I think going indie was harder for me than it would have been had I never started in traditional publishing. Why? Because you get used to doing something a certain way, and then not only have to learn new methods, but you also have to unlearn the way you did things. You also have to shed a certain mindset that comes along with traditional publishing and learn how to look at things in a new way. So for me it was hard, but now I’m glad it happened. I’m happier, and I’m definitely less stressed even with more work.
As far as advice for aspiring writers, hell, I could write a book on the subject (and no, before anybody asks, I’m not going to at this time. Maybe later, but absolutely NO guarantees or promises). There are so many factors to address when looking at a writing career. Today, I’ll give you simply two pieces of advice.
The first: Don’t try to write ‘to the market’ (cash in on current trends). I only did this once, while I was in traditional publishing, and that was at the request of my then-publisher. I wrote the Bath and Body series at their request and it was torture through all three books.
While I feel did an adequate job, I didn’t enjoy writing them at all. I vowed then that I would never write another series that didn’t spark off excitement for me. That is partially why I’ve ended up an indie author.
At heart, I love writing urban fantasy and to some degree, paranormal romance. Traditional publishing isn’t publishing much of that anymore. Oh, I could have switched to another genre, written thrillers or something else that’s popular, but my heart wouldn’t have been in it. I write paranormal, that’s where my passion is. So I chose to continue to write what I love, and go about publishing it in a different way. So write what you love to read. Write in a genre that you enjoy. Don’t try to write what’s popular just because it’s selling well, otherwise readers will be able to tell that your heart isn’t in it. And don’t try to copy other authors in style because you’ll never match their voice—you can only write the books that are yours to write. There’s only one Stephen King, there’s only one Tolkien, there’s only one Yasmine Galenorn, and so on.
The second piece of advice I have for you: learn how to revise. Accept that you will need to practice — just because you can write a letter doesn’t mean you can write a book. Writing requires talent and perseverance and discipline. Your first book may never get published, or — if you choose to go the indie route — think very carefully about whether it’s good enough to offer the public. And don’t skimp on hiring an editor. Every writer needs an editor. There’s no way you can see all the mistakes you make when you’re that close to the book. And DON’T ask a friend to edit the book for you unless they are a professional editor. They’re not going to know what to look for.

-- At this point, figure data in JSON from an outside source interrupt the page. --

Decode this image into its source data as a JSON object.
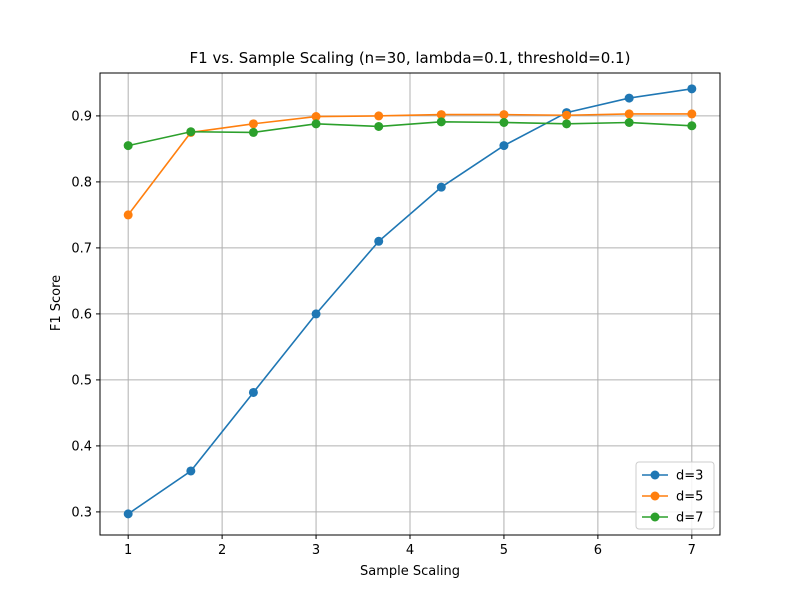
{
  "chart_data": {
    "type": "line",
    "title": "F1 vs. Sample Scaling (n=30, lambda=0.1, threshold=0.1)",
    "xlabel": "Sample Scaling",
    "ylabel": "F1 Score",
    "xlim": [
      0.7,
      7.3
    ],
    "ylim": [
      0.265,
      0.965
    ],
    "xticks": [
      1,
      2,
      3,
      4,
      5,
      6,
      7
    ],
    "yticks": [
      0.3,
      0.4,
      0.5,
      0.6,
      0.7,
      0.8,
      0.9
    ],
    "xtick_labels": [
      "1",
      "2",
      "3",
      "4",
      "5",
      "6",
      "7"
    ],
    "ytick_labels": [
      "0.3",
      "0.4",
      "0.5",
      "0.6",
      "0.7",
      "0.8",
      "0.9"
    ],
    "grid": true,
    "legend_position": "bottom-right",
    "x": [
      1.0,
      1.667,
      2.333,
      3.0,
      3.667,
      4.333,
      5.0,
      5.667,
      6.333,
      7.0
    ],
    "series": [
      {
        "name": "d=3",
        "color": "#1f77b4",
        "values": [
          0.297,
          0.362,
          0.481,
          0.6,
          0.71,
          0.792,
          0.855,
          0.905,
          0.927,
          0.941
        ]
      },
      {
        "name": "d=5",
        "color": "#ff7f0e",
        "values": [
          0.75,
          0.875,
          0.888,
          0.899,
          0.9,
          0.902,
          0.902,
          0.901,
          0.903,
          0.903
        ]
      },
      {
        "name": "d=7",
        "color": "#2ca02c",
        "values": [
          0.855,
          0.876,
          0.875,
          0.888,
          0.884,
          0.891,
          0.89,
          0.888,
          0.89,
          0.885
        ]
      }
    ]
  }
}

So there you go for today. I will add one last thing: writers write. Just sitting around, talking about wanting to write a book, does not make you a writer. Saying, “Someday I’ll write a book when I have some spare time” means absolutely nothing and is an insult to the thousands of hours writers put into their work.
You don’t get to wear the title of author without actually producing a book or a story or an article. If you don’t enjoy the actual writing, pick another career.